By the turn of the 20th century, horseless carriages had replaced horse-drawn carriages in most major American cities. In 1901, an estimated 38 percent of cars in the United States were electric, 40 percent were powered by steam, and 22 percent ran on gasoline. As a result, streets were cleaner and less stinky in many cities. In New York City alone, horses had deposited about 2.5 million pounds of manure daily on the streets.
By 1915, Washington had 1,325 electric cars, about the same number as Detroit. This ranked behind Chicago with 4,000 electrics and New York with 3,200. In Washington, “the automotive public has had an awakening and has found that the modern electric car truly is an eye-opener,” said W.R. Emerson of Emerson & Orma, the local dealership for an Anderson Electric Car Co. model called the Detroit Electric.
Women were the driving force behind electric cars.
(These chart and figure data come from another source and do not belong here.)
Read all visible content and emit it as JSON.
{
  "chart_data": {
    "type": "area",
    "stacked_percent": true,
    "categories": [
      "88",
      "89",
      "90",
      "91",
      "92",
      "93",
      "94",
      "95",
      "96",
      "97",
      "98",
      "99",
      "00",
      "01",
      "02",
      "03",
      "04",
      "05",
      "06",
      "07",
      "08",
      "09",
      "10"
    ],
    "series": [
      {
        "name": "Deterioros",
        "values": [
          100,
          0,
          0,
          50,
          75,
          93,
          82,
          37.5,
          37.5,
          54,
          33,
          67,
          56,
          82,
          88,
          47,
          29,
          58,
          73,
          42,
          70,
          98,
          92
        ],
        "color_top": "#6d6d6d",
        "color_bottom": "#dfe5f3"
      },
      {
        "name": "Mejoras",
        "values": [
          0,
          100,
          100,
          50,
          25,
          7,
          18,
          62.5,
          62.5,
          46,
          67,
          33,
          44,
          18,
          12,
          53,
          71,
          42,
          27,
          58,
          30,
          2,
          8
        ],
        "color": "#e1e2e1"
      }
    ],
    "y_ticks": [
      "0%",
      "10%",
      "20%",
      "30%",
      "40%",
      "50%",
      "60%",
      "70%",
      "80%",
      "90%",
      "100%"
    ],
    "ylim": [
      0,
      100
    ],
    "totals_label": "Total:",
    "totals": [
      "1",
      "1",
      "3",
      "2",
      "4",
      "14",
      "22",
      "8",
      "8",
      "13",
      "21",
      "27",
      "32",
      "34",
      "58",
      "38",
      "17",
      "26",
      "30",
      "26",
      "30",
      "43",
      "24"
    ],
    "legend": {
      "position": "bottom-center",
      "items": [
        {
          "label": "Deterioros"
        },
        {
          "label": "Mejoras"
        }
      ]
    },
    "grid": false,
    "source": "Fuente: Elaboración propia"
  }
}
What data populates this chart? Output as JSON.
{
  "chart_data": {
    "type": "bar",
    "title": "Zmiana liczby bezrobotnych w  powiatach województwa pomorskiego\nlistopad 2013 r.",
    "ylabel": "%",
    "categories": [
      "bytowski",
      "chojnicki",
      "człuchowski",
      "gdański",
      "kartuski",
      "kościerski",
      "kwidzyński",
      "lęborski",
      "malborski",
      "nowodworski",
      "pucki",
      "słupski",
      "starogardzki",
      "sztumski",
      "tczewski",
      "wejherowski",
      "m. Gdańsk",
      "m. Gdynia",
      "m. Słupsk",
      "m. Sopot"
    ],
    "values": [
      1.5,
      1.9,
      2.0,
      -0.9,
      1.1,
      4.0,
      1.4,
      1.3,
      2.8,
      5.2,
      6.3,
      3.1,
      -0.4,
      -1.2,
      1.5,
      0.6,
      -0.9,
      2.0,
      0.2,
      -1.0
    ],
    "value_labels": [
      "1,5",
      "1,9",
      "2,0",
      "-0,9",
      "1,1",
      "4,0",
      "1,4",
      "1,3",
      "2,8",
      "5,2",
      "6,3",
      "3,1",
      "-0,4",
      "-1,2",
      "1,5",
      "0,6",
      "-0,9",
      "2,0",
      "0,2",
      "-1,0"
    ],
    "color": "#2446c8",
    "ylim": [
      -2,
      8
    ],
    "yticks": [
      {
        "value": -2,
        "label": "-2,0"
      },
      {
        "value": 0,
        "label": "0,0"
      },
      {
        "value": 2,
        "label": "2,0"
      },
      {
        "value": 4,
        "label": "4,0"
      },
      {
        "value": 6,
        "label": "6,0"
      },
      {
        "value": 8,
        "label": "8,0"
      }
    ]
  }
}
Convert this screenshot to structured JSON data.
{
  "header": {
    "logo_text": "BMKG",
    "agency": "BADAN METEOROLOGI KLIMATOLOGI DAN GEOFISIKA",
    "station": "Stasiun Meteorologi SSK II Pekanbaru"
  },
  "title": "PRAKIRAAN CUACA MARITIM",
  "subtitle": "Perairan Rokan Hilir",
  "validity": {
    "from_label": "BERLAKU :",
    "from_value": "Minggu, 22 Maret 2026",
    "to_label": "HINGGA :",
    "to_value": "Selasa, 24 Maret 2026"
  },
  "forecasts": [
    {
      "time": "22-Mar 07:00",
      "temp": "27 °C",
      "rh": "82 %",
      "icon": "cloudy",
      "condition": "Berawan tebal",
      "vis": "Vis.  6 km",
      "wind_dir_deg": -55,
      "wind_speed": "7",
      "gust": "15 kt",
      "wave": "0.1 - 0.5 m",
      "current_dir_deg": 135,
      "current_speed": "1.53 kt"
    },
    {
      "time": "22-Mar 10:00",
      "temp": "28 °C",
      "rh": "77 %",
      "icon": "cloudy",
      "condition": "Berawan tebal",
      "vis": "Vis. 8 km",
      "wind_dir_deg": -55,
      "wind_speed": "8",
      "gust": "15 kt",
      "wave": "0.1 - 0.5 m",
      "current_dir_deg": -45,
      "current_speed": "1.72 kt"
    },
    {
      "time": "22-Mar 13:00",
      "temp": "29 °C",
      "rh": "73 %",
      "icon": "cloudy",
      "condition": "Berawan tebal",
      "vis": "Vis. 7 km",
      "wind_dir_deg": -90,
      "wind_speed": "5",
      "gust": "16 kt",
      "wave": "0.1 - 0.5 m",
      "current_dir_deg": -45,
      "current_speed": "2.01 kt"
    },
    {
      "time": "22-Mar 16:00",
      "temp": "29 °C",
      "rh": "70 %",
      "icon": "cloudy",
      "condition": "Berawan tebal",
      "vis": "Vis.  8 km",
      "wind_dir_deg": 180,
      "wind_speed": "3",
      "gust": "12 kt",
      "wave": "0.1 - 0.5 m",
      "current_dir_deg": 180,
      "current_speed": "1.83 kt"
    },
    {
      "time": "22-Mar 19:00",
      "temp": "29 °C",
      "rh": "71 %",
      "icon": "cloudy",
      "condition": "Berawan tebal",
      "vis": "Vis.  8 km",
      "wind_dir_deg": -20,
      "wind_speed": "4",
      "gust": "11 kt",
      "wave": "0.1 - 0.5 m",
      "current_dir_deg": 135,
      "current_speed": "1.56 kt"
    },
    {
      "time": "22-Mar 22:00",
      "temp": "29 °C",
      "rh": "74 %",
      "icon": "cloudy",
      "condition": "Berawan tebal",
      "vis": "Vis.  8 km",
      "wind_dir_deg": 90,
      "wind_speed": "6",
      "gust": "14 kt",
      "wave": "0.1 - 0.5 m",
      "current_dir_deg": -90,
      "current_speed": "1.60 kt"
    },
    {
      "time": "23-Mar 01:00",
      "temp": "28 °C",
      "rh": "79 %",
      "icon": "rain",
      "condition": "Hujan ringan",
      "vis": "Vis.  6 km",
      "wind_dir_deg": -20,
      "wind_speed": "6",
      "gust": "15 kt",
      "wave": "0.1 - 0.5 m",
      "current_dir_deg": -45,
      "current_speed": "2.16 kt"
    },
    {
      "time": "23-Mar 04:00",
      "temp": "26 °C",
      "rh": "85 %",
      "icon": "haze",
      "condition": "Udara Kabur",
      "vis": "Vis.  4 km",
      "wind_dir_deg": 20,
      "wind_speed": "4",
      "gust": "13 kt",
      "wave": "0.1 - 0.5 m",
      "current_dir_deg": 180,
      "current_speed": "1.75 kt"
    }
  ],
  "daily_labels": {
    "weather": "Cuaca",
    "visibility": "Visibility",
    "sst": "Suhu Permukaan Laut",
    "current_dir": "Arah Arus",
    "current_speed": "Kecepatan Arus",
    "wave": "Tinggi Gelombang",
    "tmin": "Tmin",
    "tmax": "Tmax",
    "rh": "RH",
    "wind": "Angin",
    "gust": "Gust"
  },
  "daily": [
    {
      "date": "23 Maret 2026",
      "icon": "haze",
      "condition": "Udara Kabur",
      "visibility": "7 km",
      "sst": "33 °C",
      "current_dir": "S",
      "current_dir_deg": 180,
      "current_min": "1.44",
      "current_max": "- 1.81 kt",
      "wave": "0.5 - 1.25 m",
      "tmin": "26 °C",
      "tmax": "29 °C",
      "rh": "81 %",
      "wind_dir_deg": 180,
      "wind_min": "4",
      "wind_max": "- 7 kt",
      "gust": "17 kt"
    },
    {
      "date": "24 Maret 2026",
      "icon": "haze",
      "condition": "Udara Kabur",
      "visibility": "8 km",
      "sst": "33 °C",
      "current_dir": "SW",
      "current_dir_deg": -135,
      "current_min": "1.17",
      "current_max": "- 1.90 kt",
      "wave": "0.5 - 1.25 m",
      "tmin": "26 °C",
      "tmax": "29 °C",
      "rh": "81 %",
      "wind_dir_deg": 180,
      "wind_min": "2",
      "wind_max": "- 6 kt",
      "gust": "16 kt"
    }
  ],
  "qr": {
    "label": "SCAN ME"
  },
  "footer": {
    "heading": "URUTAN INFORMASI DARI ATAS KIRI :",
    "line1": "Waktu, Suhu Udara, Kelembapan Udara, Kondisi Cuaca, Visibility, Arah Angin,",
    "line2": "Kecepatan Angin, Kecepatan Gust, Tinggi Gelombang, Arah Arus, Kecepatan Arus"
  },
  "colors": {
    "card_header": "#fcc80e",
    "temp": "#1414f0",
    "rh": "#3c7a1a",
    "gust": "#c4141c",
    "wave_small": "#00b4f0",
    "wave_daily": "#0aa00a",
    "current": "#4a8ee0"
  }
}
The electrics were cleaner, quieter, and easier to drive than steamers, especially gasoline cars, which spewed smelly fumes and had to be started with a hand crank. Denver socialite Margaret Whitehead drove a Fritsche Electric because, she said, a lady “can wear the most perishable and delicately hued gown she possesses, and the daintiest of footwear without giving a thought, for when she arrives at her destination, she is unsullied, and her coiffure is as unruffled as when she left the house.”
The electric car burst onto the scene in the late 1800s and early 1900s. In 1899 and 1900, electric vehicles outsold all other types of cars. In fact, 28 percent of all 4,192 cars produced in the US in 1900 were electric, according to the American Census. Sales of electric cars peaked in the early 1910s.